La direction de la Chambre des représentants de l'État d'Ondo a rejeté les rumeurs d'un complot de destitution contre le président Olamide Oladiji. Douze parlementaires l'ont accusé de faute grave dans le cadre d'un différend sur un budget supplémentaire. Le chef de la Chambre, Olatunji Oshati, a assuré que tout désaccord serait résolu en interne.
La Chambre des représentants de l'État d'Ondo fait face à des tensions internes après un vote de défiance adopté contre le président Olamide Oladiji par 12 de ses 26 membres. Les parlementaires ont accusé Oladiji de faute grave, signalant des procédures potentielles de destitution. Ils ont cité ses prétendues tentatives de faire adopter à la hâte le budget supplémentaire de 531 milliards de nairas du gouverneur Lucky Aiyedatiwa, malgré les mauvaises performances du budget 2025 avec moins de deux mois restants dans l'année fiscale.
La crise a éclaté quelques jours avant le 14 novembre 2025, lorsque les parlementaires accusateurs ont organisé une sortie en signe de protestation. Ils ont appelé la Commission économique et financière des crimes (EFCC) à enquêter, poursuivre et récupérer les fonds publics détournés sous la surveillance d'Oladiji. Les signataires de l'avis de destitution incluent Jide Oguntodu (Akure South 1), Temitope Akomolafe (Ifedore), Fatai Atere (Akoko North/West 1), Toyin Japhet (Akoko North East), Raymond Daodu (Akoko South West 1), Samuel Ifabiyi (Odigbo 1), Babatunde Fasonu (Odigbo 2), Oluwatosin Ogunlowo (Idanre), Afe Felix (Akoko North/West 2), Nelson Akinsuroju (Ile Oluji/Oke-Igbo), Akinruntan Abayomi (Ilaje 1), et Stephen Abitogun (Akure South 2).

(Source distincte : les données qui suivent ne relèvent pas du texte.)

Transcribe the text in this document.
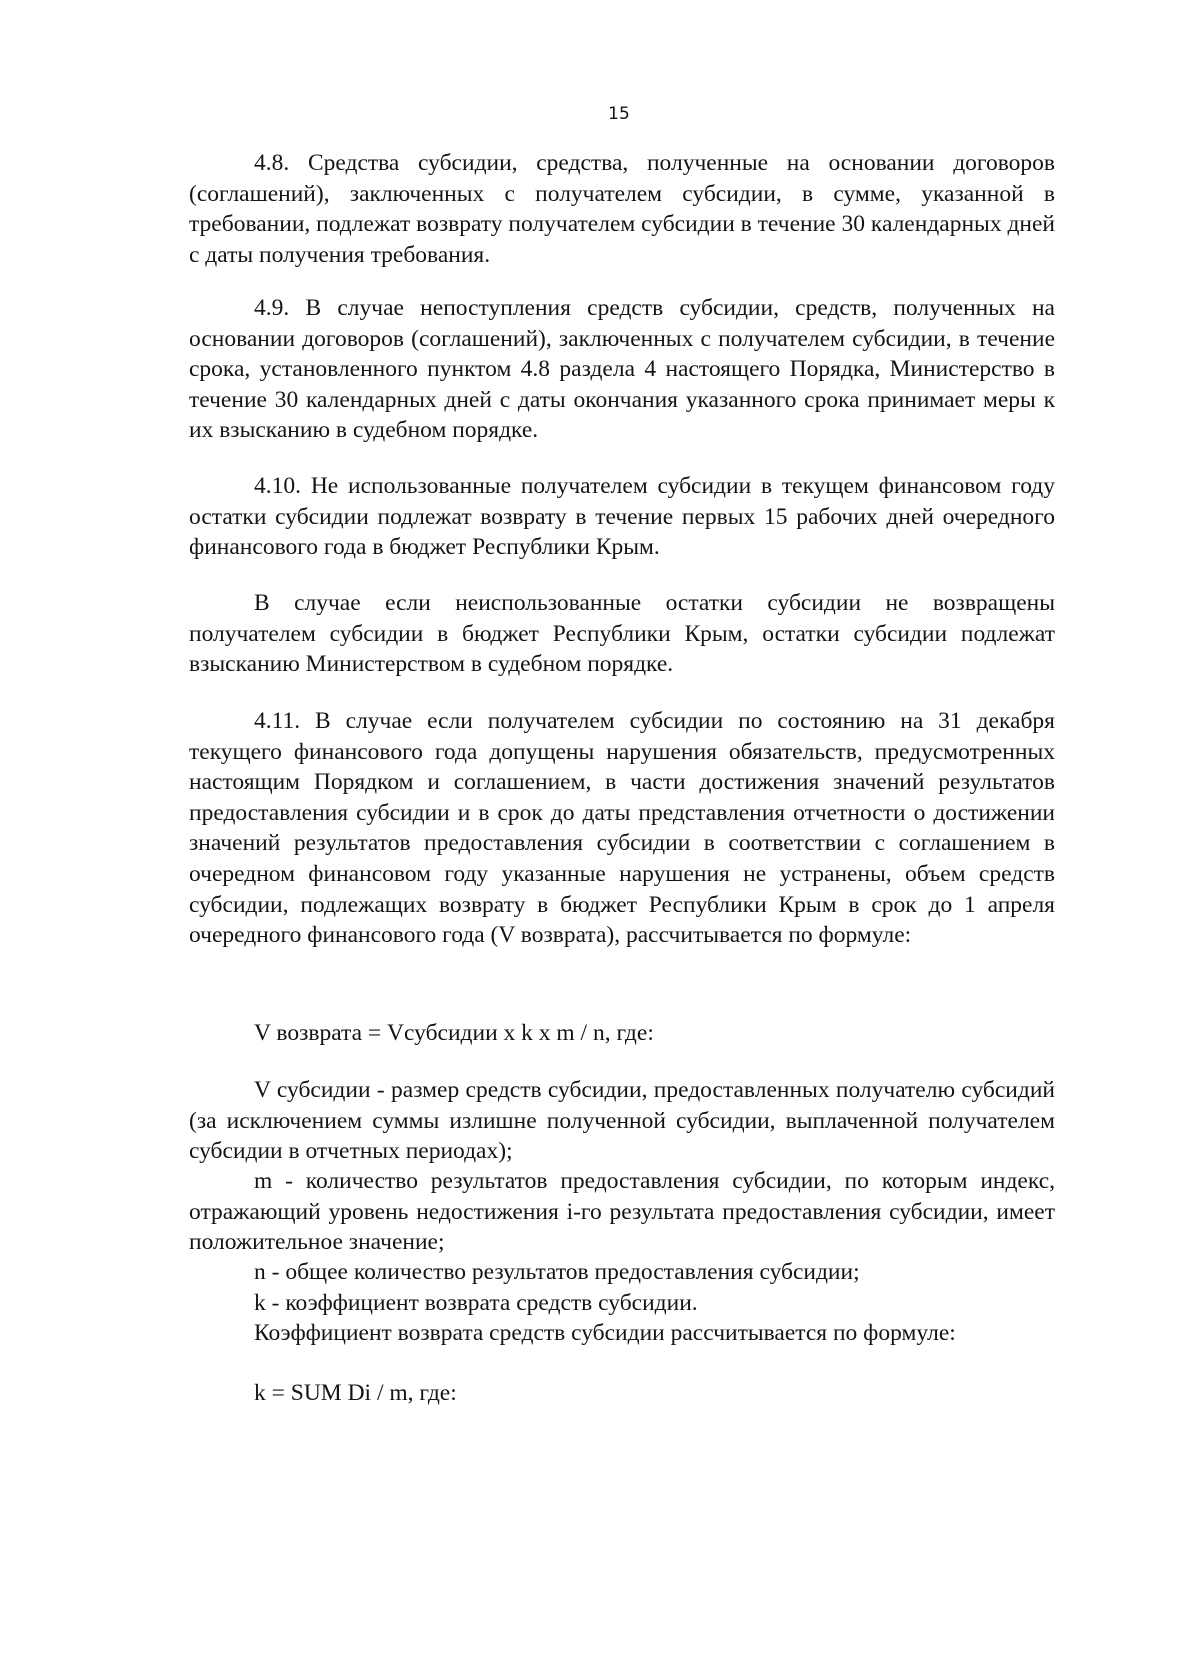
15

4.8. Средства субсидии, средства, полученные на основании договоров (соглашений), заключенных с получателем субсидии, в сумме, указанной в требовании, подлежат возврату получателем субсидии в течение 30 календарных дней с даты получения требования.

4.9. В случае непоступления средств субсидии, средств, полученных на основании договоров (соглашений), заключенных с получателем субсидии, в течение срока, установленного пунктом 4.8 раздела 4 настоящего Порядка, Министерство в течение 30 календарных дней с даты окончания указанного срока принимает меры к их взысканию в судебном порядке.

4.10. Не использованные получателем субсидии в текущем финансовом году остатки субсидии подлежат возврату в течение первых 15 рабочих дней очередного финансового года в бюджет Республики Крым.

В случае если неиспользованные остатки субсидии не возвращены получателем субсидии в бюджет Республики Крым, остатки субсидии подлежат взысканию Министерством в судебном порядке.

4.11. В случае если получателем субсидии по состоянию на 31 декабря текущего финансового года допущены нарушения обязательств, предусмотренных настоящим Порядком и соглашением, в части достижения значений результатов предоставления субсидии и в срок до даты представления отчетности о достижении значений результатов предоставления субсидии в соответствии с соглашением в очередном финансовом году указанные нарушения не устранены, объем средств субсидии, подлежащих возврату в бюджет Республики Крым в срок до 1 апреля очередного финансового года (V возврата), рассчитывается по формуле:

V возврата = Vсубсидии x k x m / n, где:

V субсидии - размер средств субсидии, предоставленных получателю субсидий (за исключением суммы излишне полученной субсидии, выплаченной получателем субсидии в отчетных периодах);

m - количество результатов предоставления субсидии, по которым индекс, отражающий уровень недостижения i-го результата предоставления субсидии, имеет положительное значение;

n - общее количество результатов предоставления субсидии;
k - коэффициент возврата средств субсидии.
Коэффициент возврата средств субсидии рассчитывается по формуле:
k = SUM Di / m, где:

Les parlementaires ont affirmé que les actions d'Oladiji violaient le paragraphe 9, partie I, cinquième annexe de la Constitution de 1999 (telle que modifiée), qui interdit l'abus de pouvoir, et la septième annexe, concernant le serment de fonction et d'allégeance.
En réponse, le chef de la Chambre Olatunji Oshati a dissipé les insinuations de malaise, affirmant qu'aucune discussion sur une destitution n'avait eu lieu lors des sessions plénières ou des réunions parlementaires. Il a souligné l'engagement de l'assemblée envers une législation centrée sur les citoyens et une démocratie saine. « Cependant, la raison du désaccord doit toujours être raisonnable. La Chambre utilisera son mécanisme de résolution des conflits pour régler tout ce qui a pu causer cela », a déclaré Oshati.
Oshati a exhorté le public à ignorer les rumeurs, assurant une résolution par des mécanismes internes.